Se potessi rivolgerti alle Istituzioni, cosa chiederesti?

“La mia richiesta sarebbe l’assistenza domiciliare h24, studiata in modo tale da alleviare la famiglia della fatica. Un aiuto costante che renda le giornate più semplici, almeno fisicamente, perché nessuno può togliere ad una madre il dolore sconfinato della malattia di un figlio. Natale sta peggiorando molto negli ultimi temi e nessuno può togliermi dal cuore la disperazione che provo davanti alla malattia degenerativa di mio figlio, una malattia che lo consuma giorno dopo giorno senza che io possa fare niente. Però, almeno, avere qualcuno che ti aiuta e ti sostiene sarebbe importante. Deve essere così, se si vuole che le mamme e i papà colpiti da disgrazie come quella che è toccata alla mia famiglia trovino la spinta per andare avanti e continuino a vivere, nonostante tutto”.

 

Che tipo di assistenza servirebbe?

“L’assistenza deve essere qualificata nella gestione dei casi di emergenza; un bambino normodotato puoi lasciarlo nelle mani di persone di fiducia, ma un bambino disabile al cento per cento ha bisogno di persone super esperte. Inoltre dovrebbero essere sempre le stesse, perché cambiare continuamente il personale è assolutamente controproducente e rischioso, in quanto i nostri bimbi li puoi curare solo se conosci molto bene le loro abitudini: non possono parlare e non possono muoversi, se non conosci bene il loro modo di comunicare non li puoi aiutare. Ecco perché il personale deve fare pratica sul singolo paziente, non ci si può improvvisare”.

 

Attualmente stai usando l’assegno di cura per remunerare una persona che ti aiuta nelle 8 ore in cui vai a lavorare? 

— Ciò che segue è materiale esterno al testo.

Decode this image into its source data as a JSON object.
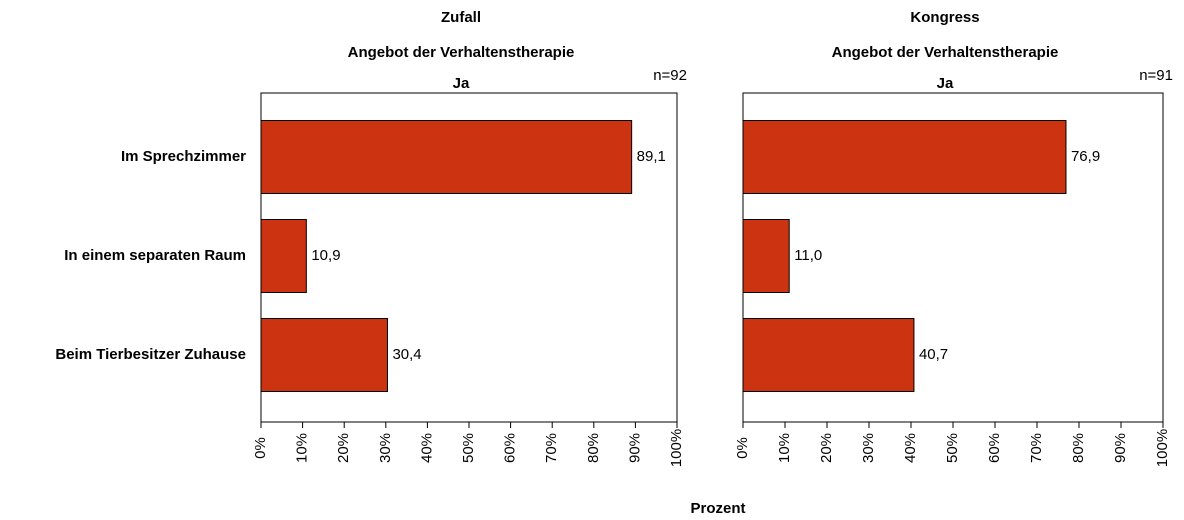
{
  "xlabel": "Prozent",
  "chart_data": [
    {
      "type": "bar",
      "orientation": "horizontal",
      "title": "Zufall",
      "subtitle": "Angebot der Verhaltenstherapie",
      "panel_label": "Ja",
      "annotation": "n=92",
      "categories": [
        "Im Sprechzimmer",
        "In einem separaten Raum",
        "Beim Tierbesitzer Zuhause"
      ],
      "values": [
        89.1,
        10.9,
        30.4
      ],
      "value_labels": [
        "89,1",
        "10,9",
        "30,4"
      ],
      "color": "#cc3311",
      "xlim": [
        0,
        100
      ],
      "xticks": [
        {
          "value": 0,
          "label": "0%"
        },
        {
          "value": 10,
          "label": "10%"
        },
        {
          "value": 20,
          "label": "20%"
        },
        {
          "value": 30,
          "label": "30%"
        },
        {
          "value": 40,
          "label": "40%"
        },
        {
          "value": 50,
          "label": "50%"
        },
        {
          "value": 60,
          "label": "60%"
        },
        {
          "value": 70,
          "label": "70%"
        },
        {
          "value": 80,
          "label": "80%"
        },
        {
          "value": 90,
          "label": "90%"
        },
        {
          "value": 100,
          "label": "100%"
        }
      ]
    },
    {
      "type": "bar",
      "orientation": "horizontal",
      "title": "Kongress",
      "subtitle": "Angebot der Verhaltenstherapie",
      "panel_label": "Ja",
      "annotation": "n=91",
      "values": [
        76.9,
        11.0,
        40.7
      ],
      "value_labels": [
        "76,9",
        "11,0",
        "40,7"
      ],
      "color": "#cc3311",
      "xlim": [
        0,
        100
      ],
      "xticks": [
        {
          "value": 0,
          "label": "0%"
        },
        {
          "value": 10,
          "label": "10%"
        },
        {
          "value": 20,
          "label": "20%"
        },
        {
          "value": 30,
          "label": "30%"
        },
        {
          "value": 40,
          "label": "40%"
        },
        {
          "value": 50,
          "label": "50%"
        },
        {
          "value": 60,
          "label": "60%"
        },
        {
          "value": 70,
          "label": "70%"
        },
        {
          "value": 80,
          "label": "80%"
        },
        {
          "value": 90,
          "label": "90%"
        },
        {
          "value": 100,
          "label": "100%"
        }
      ]
    }
  ]
}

Mamma Mina che si prende cura di Natale

“Sì. Da 6 anni ho una badante che però ha già più di 70 anni. Di lei sono molto soddisfatta. A Rimini non ho parenti, non ho altro che questa ancora di salvezza. Ma se si deve assentare, se si ammala ecc. io rimango scoperta. La verità è che, per lo Stato, noi caregiver siano limoni da spremere fino all’ultima goccia, da usare e poi buttare, perché alla fine con un misero assegno di cura se la cavano, mentre se fossero costretti ad internare i nostri figli in una struttura specializzata i costi triplicherebbero. Sono arrivata a sentirmi dire da uno dei medici che ha in cura Natale “Tuo figlio vivrà finché non ti stuferai di lui”. Ma come fa una mamma a stufarsi di suo figlio? I nostri bambini muoiono perché sono condannati da una patologia terminale, non perché noi genitori ci “stufiamo”, per quanto sfinente possa essere la nostra vita. I soldi pubblici vengono sprecati in molti modi, è una cosa questa che sta sotto gli occhi di tutti. Invece io credo che dovrebbero essere impiegati per far fronte ad emergenze serie come la nostra, per metterci nelle condizioni di essere ancora individui, non solo caregiver. Invece come esseri umani siamo condannati all’esilio nelle nostre stesse mura domestiche, all’isolamento sociale. Ti ritrovi sempre solo, tu, tuo marito e tuo figlio a combattere entro le quattro mura di casa, senza che il resto del mondo neanche lo sappia. E spesso le famiglie vanno in pezzi perché il peso da sostenere diventa insopportabile”.